You don't order a whole truckload home when you need to send a package. You go to the post office. In the same way, we send regional freight trains from ZSSK CARGO to pick up wagonloads. They run on local lines and main corridors and serve the catchment areas in a star pattern to the so-called train forming stations. We could compare them to post offices in smaller towns. From them, larger deliveries are heading to larger cities and distribution centres. In the same way, trains made up of individual wagon consignments go from the train forming stations to the marshalling yards. After the wagons are "sorted" there, the mixed trains head back to the larger stations with a new mix of wagons. Subsequently, the local trains depart to the peripheral parts of Slovakia and its deep valleys. It's the same as when you order something from an online store, and your package goes through a bulk warehouse to a regional warehouse, only for the courier to ring your doorbell.

How wagonloads are sorted

At the heart of this entire complex operation are marshalling yards. There are seven of these "sorting centres for freight wagons" in Slovakia: Bratislava East, Štúrovo, Žilina-Teplička, Zvolen, Košice and Čierna nad Tisou (there are two yards – one for normal gauge and one for broad gauge). What does their operation look like?

Marshalling yards comprise of three basic parts: an arrival yard, classification tracks and a departure yard. The departure yard is often divided into the directions where the trains will go from it, for example, in Bratislava to the north and south. Each direction has a group of several tracks. In Žilina, for example, there are 6 tracks in the arrival yard, 18 classification tracks and 5 tracks in the departure yard.
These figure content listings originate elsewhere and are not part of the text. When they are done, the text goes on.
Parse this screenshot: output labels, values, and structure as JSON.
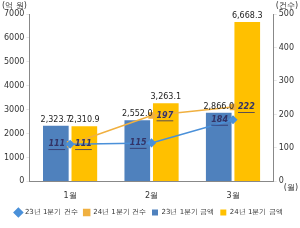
{
  "chart_data": {
    "type": "bar",
    "categories": [
      "1월",
      "2월",
      "3월"
    ],
    "x_label": "(월)",
    "y_label": "(억 원)",
    "y2_label": "(건수)",
    "ylim": [
      0,
      7000
    ],
    "yticks": [
      0,
      1000,
      2000,
      3000,
      4000,
      5000,
      6000,
      7000
    ],
    "y2lim": [
      0,
      500
    ],
    "y2ticks": [
      0,
      100,
      200,
      300,
      400,
      500
    ],
    "grid": false,
    "legend": "bottom",
    "data_labels": true,
    "series": [
      {
        "name": "23년 1분기 금액",
        "type": "bar",
        "color": "#4F81BD",
        "values": [
          2323.7,
          2552.0,
          2866.0
        ],
        "value_labels": [
          "2,323.7",
          "2,552.0",
          "2,866.0"
        ]
      },
      {
        "name": "24년 1분기 금액",
        "type": "bar",
        "color": "#FFC000",
        "values": [
          2310.9,
          3263.1,
          6668.3
        ],
        "value_labels": [
          "2,310.9",
          "3,263.1",
          "6,668.3"
        ]
      },
      {
        "name": "23년 1분기 건수",
        "type": "line",
        "axis": "y2",
        "color": "#4A90D9",
        "marker": "diamond",
        "line_style": "solid",
        "values": [
          111,
          115,
          184
        ]
      },
      {
        "name": "24년 1분기 건수",
        "type": "line",
        "axis": "y2",
        "color": "#F0B040",
        "marker": "square",
        "line_style": "solid",
        "values": [
          111,
          197,
          222
        ]
      }
    ]
  }
}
After a local or mixed freight train arrives from a train forming or border station, its first stop is one of the arrival yard tracks. There, the locomotive is disconnected, and one of the shunting locomotives is positioned at the rear end of the train. The locomotive then "pushes" the set of wagons on a so-called hump. It is a small artificial hill, at the top of which the shunters disconnect a wagon or a group of wagons, which then descend from it by gravity. From the control tower, switches are positioned for each wagon or group of wagons so that a new train is gradually formed on each track of the classification yard - with wagons heading to the same station or direction. According to the weight of specific wagons, spring-hydraulic brakes installed on the classification tracks are used to brake them. When enough wagons are collected in one direction for the entire train, another shunting locomotive clears the track and pulls the set to the departure yard. There, the wagons are permanently connected for a longer journey, the brakes are tested, and the locomotive is placed at the front of the train again.

The busier, the more efficient

This entire process demands people, technology, space, and time. But the busier the wagonload system is, it becomes more efficient and cheaper. Every customer who transfers their raw materials for production or finished products from production to the railway is important to ZSSK CARGO. It increases the efficiency and utilisation of a system that has been working for many decades. Although parameters such as safety and ecology have taken a backseat to the price, in which the railway is losing in an unfair battle with trucks, at ZSSK CARGO, we continue to fight for every wagon. Each wagon is essential for Slovakia to be on the common path to success in achieving thirty percent of goods transported annually by rail within seven years.